When will a op with 2:4 Sparsity Weight call sparse_conv kernel on TensorRT?

Hi, guys

I have a model with 91 sparsity ops(totally130 ops) generating via ASP Tool. Then convert sparsity onnx model to trt model, it just have 43 ops to call "…sparse_conv… kernel " to calculate. The trtexec tool doesn’t convert all sparsity ops to trt sparse kernel. The hardware is RTX3080.

The sparse kernel is like “sm80_xmma_fprop_sparse_conv_f16f16_f16f16_f16_nhwckrsc_nhwc_tilesize128x128x64_stage3_warpsize2x2x1_g1_sptensor16x8x32_t1r1s1_execute_kernel_trt”.
The dense kernel is like “trt_ampere_h1688cudnn_256x64_ldg8_relu_exp_small_nhwc_tn_v1” or “sm80_xmma_fprop_implicit_gemm_f16f16_f16f16_f16_nhwckrsc_nhwc_tilesize64x32x64_stage5_warpsize2x2x1_g1_tensor16x8x16_simple_t1r1s1_execute_kernel_trt”

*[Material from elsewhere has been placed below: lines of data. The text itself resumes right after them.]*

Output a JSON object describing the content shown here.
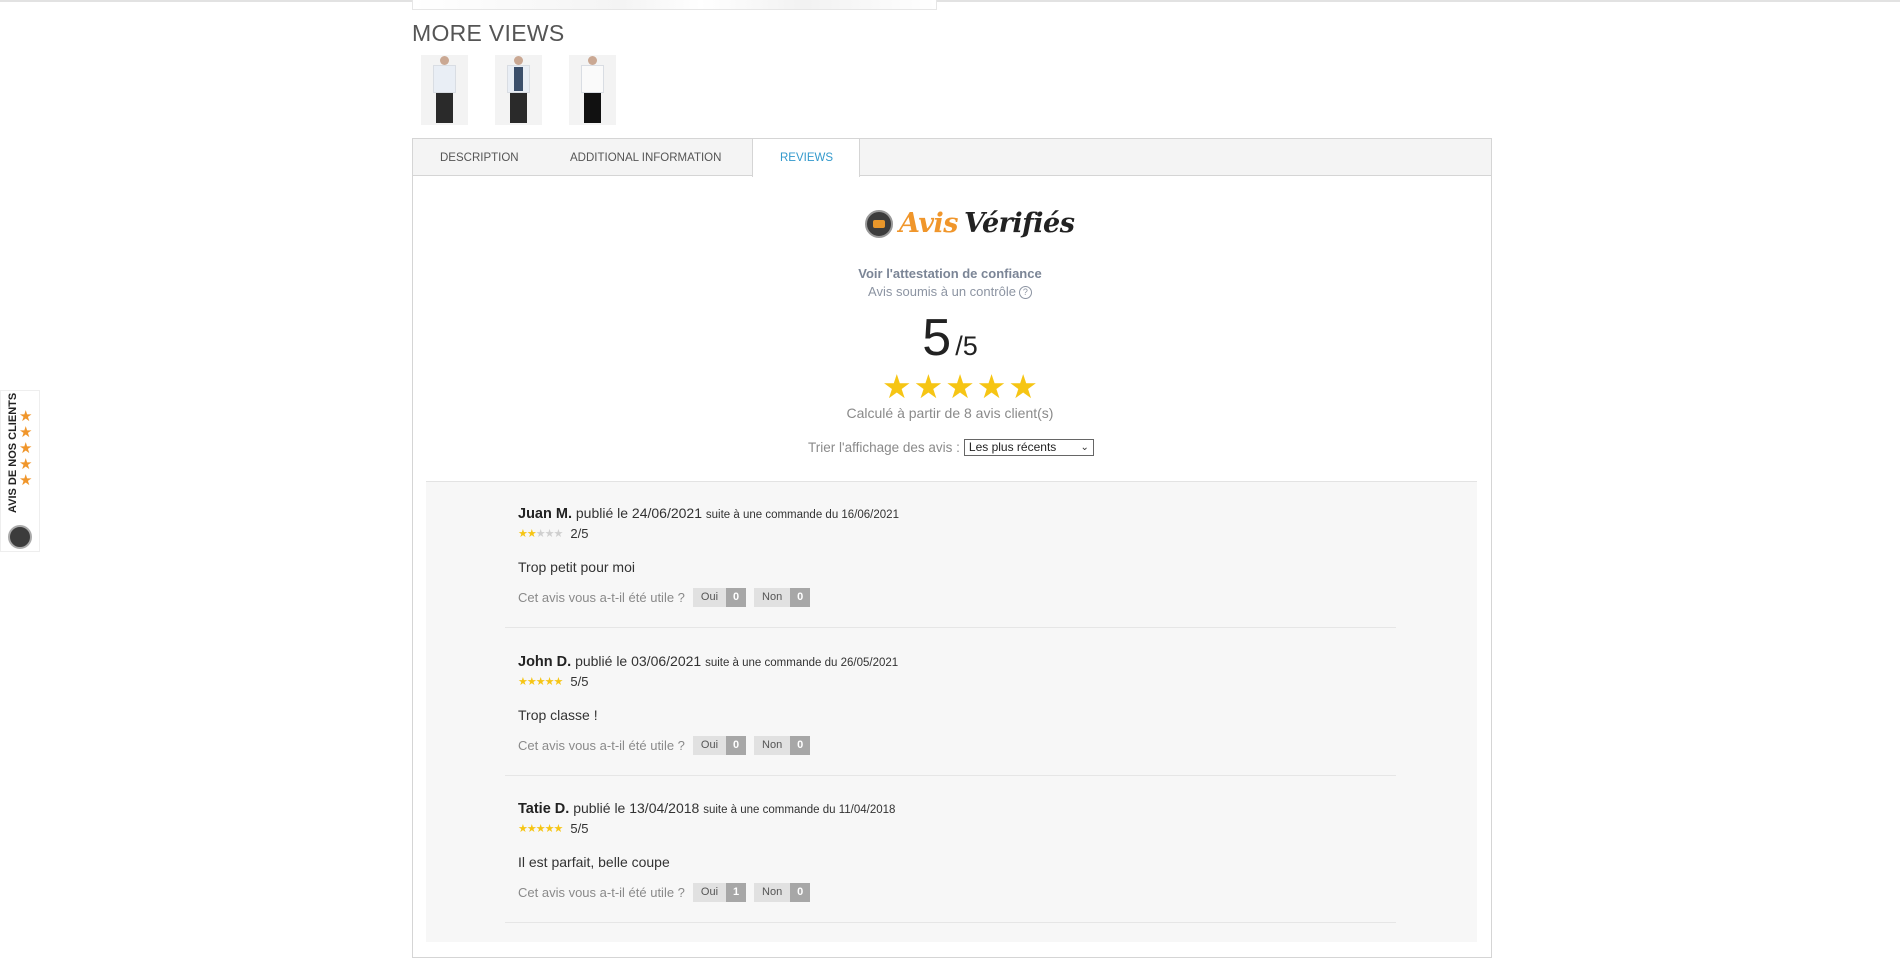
{
  "more_views": {
    "title": "MORE VIEWS",
    "thumbnails": [
      "product-view-front",
      "product-view-open",
      "product-view-white"
    ]
  },
  "tabs": [
    {
      "label": "DESCRIPTION",
      "active": false
    },
    {
      "label": "ADDITIONAL INFORMATION",
      "active": false
    },
    {
      "label": "REVIEWS",
      "active": true
    }
  ],
  "reviews_widget": {
    "brand_part1": "Avis",
    "brand_part2": "Vérifiés",
    "attestation": "Voir l'attestation de confiance",
    "controlled": "Avis soumis à un contrôle",
    "score": "5",
    "score_max": "/5",
    "computed_from": "Calculé à partir de 8 avis client(s)",
    "sort_label": "Trier l'affichage des avis :",
    "sort_value": "Les plus récents",
    "accent_color": "#f6c514"
  },
  "reviews": [
    {
      "name": "Juan M.",
      "published": "publié le 24/06/2021",
      "order": "suite à une commande du 16/06/2021",
      "stars": 2,
      "rating": "2/5",
      "text": "Trop petit pour moi",
      "useful_q": "Cet avis vous a-t-il été utile ?",
      "yes_label": "Oui",
      "yes_count": "0",
      "no_label": "Non",
      "no_count": "0"
    },
    {
      "name": "John D.",
      "published": "publié le 03/06/2021",
      "order": "suite à une commande du 26/05/2021",
      "stars": 5,
      "rating": "5/5",
      "text": "Trop classe !",
      "useful_q": "Cet avis vous a-t-il été utile ?",
      "yes_label": "Oui",
      "yes_count": "0",
      "no_label": "Non",
      "no_count": "0"
    },
    {
      "name": "Tatie D.",
      "published": "publié le 13/04/2018",
      "order": "suite à une commande du 11/04/2018",
      "stars": 5,
      "rating": "5/5",
      "text": "Il est parfait, belle coupe",
      "useful_q": "Cet avis vous a-t-il été utile ?",
      "yes_label": "Oui",
      "yes_count": "1",
      "no_label": "Non",
      "no_count": "0"
    }
  ],
  "side_widget": {
    "label": "AVIS DE NOS CLIENTS",
    "star_color": "#f0962b"
  }
}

Please correct me if i’m wrong.

The Sparse Conv2d kernel:

The Dense Conv2d kernel:

So what conditions does the ops meet, it would call sparse kernel, thx

Hi, @spolisetty any comments on this topic?

Hi,

Usually, a dense conv kernel is faster than a sparse conv kernel for that specific conv, so TRT chooses the dense kernel.
Sparse kernels are only faster than dense kernels when the problem size is large enough. That means the channels (C and K) are greater than 256.

Thank you.